Different smart contract systems exhibit different levels of performance for the execution of the first class of instructions. The previous blog post showed that WebAssembly smart contracts can be more performant than EVM smart contracts. However, storage instructions will take roughly the same amount of time for each smart contract technology as their execution speed is limited by the underlying database of the blockchain.

This has an interesting implication: if the original smart contract is less heavy on computation, then the performance difference between WebAssembly and EVM will be less pronounced. This becomes apparent in the following diagram. Here we suppose that WebAssembly can execute computational instructions twice as fast as EVM. The upper row represents a smart contract that is computationally expensive. The lower row represents a smart contract that has a high proportion of storage instructions. Note that the execution of the storage instructions takes the same amount of time for both Wasm and EVM smart contracts. Observe that the difference in execution time is smaller for the latter smart contract.

For the comparison of the performance of Wasm and EVM in the previous blog post we considered only the extreme case where the smart contract comprised computation instructions only. This extreme case reflects the maximally possible performance difference.

Smart Contracts Comparison Taking into Account Storage Instructions

We will now have a look at smart contracts that use computational as well as storage instructions. Our results are shown in the chart below. Each line represents a combination of source language and smart contract engine:

  • Ink: smart contract written in Ink! and compiled to Wasm
  • Wat: smart contract written in Wasm text format and compiled to Wasm
  • Solang: smart contract written in Solidity and compiled to Wasm via Solang
  • EVM Pallet: smart contract written in Solidity, compiled to EVM and executed via Substrate’s pallet-evm
  • Go Ethereum: smart contract written in Solidity, compiled to EVM and executed in the Go Ethereum client

The horizontal axis stands for the percentage of storage instructions in relation to all executed instructions. The vertical axis measures the execution time. Note that both axes are logarithmic. The diagram shows that the difference in execution time diminishes for smart contracts with higher utilization of storage instructions. Two observations are noteworthy: firstly, the fact that the Go Ethereum line crosses the lines for the Wasm based technologies is due to the fact that Go Ethereum uses a storage implementation that differs from the one in Substrate’s pallet-contract and is more efficient. This gives Go Ethereum a performance edge in case the smart contract interacts a lot with the storage. Secondly, the difference between the performance of the EVM Pallet line and pallet-contracts even increases further for storage heavy smart contracts (the logarithmic scale makes this hard to see).

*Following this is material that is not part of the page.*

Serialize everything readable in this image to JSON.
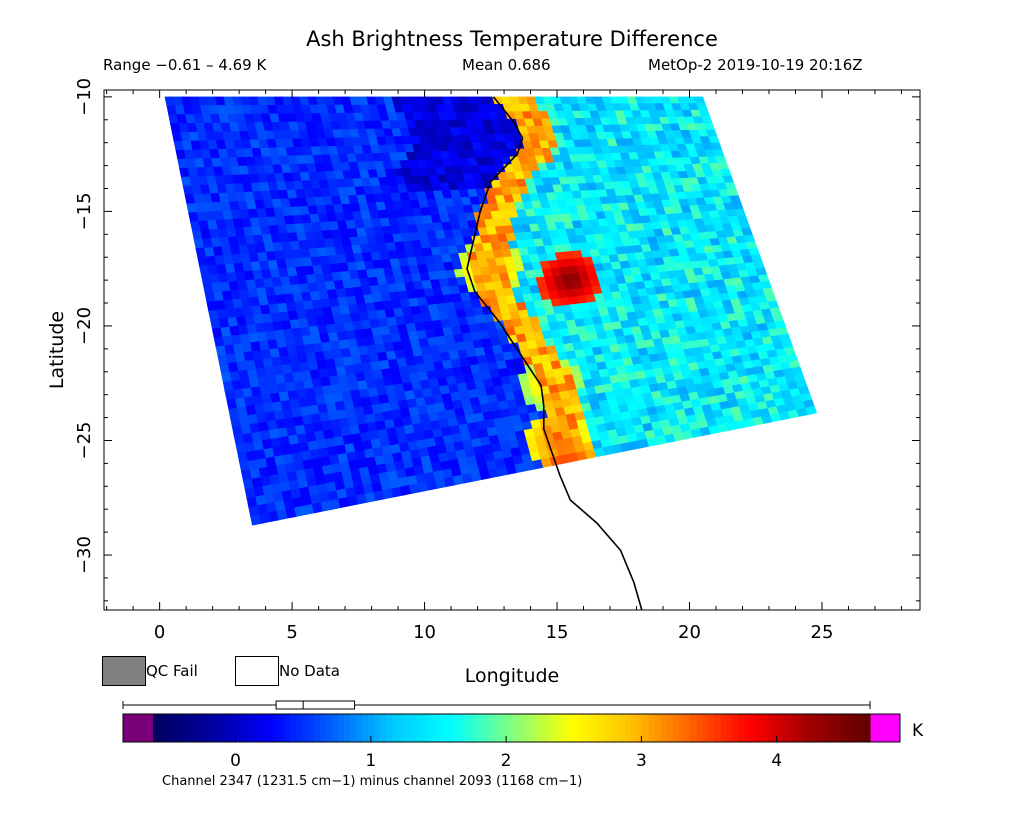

Where would a typical smart contract be located in this diagram? To answer this question we analyzed a huge number of smart contract executions from the smart contract library Open Brush by Supercolony. We consider these prototypical practical smart contracts. The ratio of storage to computational instructions vary wildly for each smart contract execution. The next diagram shows the frequencies we determined. Most executions fall into the range between 0.05 and 0.1, i.e., most smart contracts execute 5% to 10% storage instructions.

Conclusion

We conclude that Wasm is still the most performant smart contract technology even for practical smart contracts that access the blockchain storage.